I stopped Temodar three months ago and I think I am feeling normal again. Sometimes I wonder if cancer aged me (I like going to sleep early, even on weekends), but then again I could be feeling this way because I am getting older.
I started the process of getting a huge, cancer-inspired tattoo last weekend. It is going to take two months to be done (I will post pictures when it is complete). Some of my older friends wonder why I am still getting tattoos at my age and I like to remind them that 1.) I am not old and 2.) if there was a possibility you could die sooner than all the people you know, wouldn’t you live your life to the fullest (and not worry about having tattoos when you are old)?
Brett and I have fallen into a routine where we come home from work, make dinner and then watch two episodes of Star Trek on DVD before bed. Sometimes I wonder if we are wasting time by watching TV and being less active, but there is something comforting about being curled up next to Brett that I find very satisfying. We don’t just sit next to each other–our arms and legs are wrapped around one another like we are one person. We don’t want to be apart.
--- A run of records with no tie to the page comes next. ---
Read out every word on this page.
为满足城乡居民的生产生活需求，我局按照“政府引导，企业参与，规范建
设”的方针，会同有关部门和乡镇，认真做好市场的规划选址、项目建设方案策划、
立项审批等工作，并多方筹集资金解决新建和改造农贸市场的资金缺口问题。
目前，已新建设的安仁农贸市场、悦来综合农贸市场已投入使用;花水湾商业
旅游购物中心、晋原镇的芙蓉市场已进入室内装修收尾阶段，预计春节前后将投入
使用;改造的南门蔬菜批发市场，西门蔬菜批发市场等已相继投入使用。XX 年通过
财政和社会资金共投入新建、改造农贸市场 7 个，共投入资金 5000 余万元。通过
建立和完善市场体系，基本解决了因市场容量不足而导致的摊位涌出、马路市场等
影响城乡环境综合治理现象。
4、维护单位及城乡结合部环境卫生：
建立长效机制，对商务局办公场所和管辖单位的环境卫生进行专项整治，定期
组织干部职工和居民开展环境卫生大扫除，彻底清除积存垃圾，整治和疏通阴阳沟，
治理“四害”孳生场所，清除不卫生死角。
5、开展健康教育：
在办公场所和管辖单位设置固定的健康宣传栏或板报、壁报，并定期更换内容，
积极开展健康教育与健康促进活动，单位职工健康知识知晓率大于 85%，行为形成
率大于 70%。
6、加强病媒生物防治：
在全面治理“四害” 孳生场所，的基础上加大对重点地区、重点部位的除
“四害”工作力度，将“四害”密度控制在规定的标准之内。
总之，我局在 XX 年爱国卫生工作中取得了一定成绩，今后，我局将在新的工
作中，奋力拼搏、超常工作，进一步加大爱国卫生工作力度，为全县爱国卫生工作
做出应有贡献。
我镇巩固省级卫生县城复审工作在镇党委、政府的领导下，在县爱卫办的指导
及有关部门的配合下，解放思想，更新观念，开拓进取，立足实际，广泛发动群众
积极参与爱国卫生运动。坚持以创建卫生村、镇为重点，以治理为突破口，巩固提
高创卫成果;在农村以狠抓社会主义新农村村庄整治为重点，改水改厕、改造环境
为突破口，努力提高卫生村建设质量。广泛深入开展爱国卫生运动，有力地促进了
I asked him the other day if he feels like I do; we sit with each other like that because, in the back of our minds, we can’t get enough of each other.
Are you ever afraid that one day I will be dead and you wish you cuddled me more?
His answer is yes.
We feel the same way. We constantly want to be together. Maybe it is unhealthy to spend so much time together–if I didn’t have cancer I think we’d spend more time with other people, exploring more hobbies. But we are both scared that there isn’t enough time.
This fear doesn’t stop us from living our lives. But if we have the choice to be alone reading a book or be in the same room reading the book, we read in the same room on the same couch with our feet touching.
Brett still takes care of me to almost the same level as he did after brain surgery. He does all the cooking, he refuses help, and maybe this is just the way he’d be normally as a married partner. Or maybe he still “babies” me because he wants my life to be worry-free. I tell him I want him to have a break too, but he truly gets comfort about of taking care of me.
Brett isn’t as outgoing as I am so staying home is natural for him. But I have friends who want to hang out with me and they roll their eyes when I mention Brett coming along. They don’t realize how precious each moment is to us. It’s not like, “Oh, now that we are married no one else matters.” It’s just that each moment is bittersweet.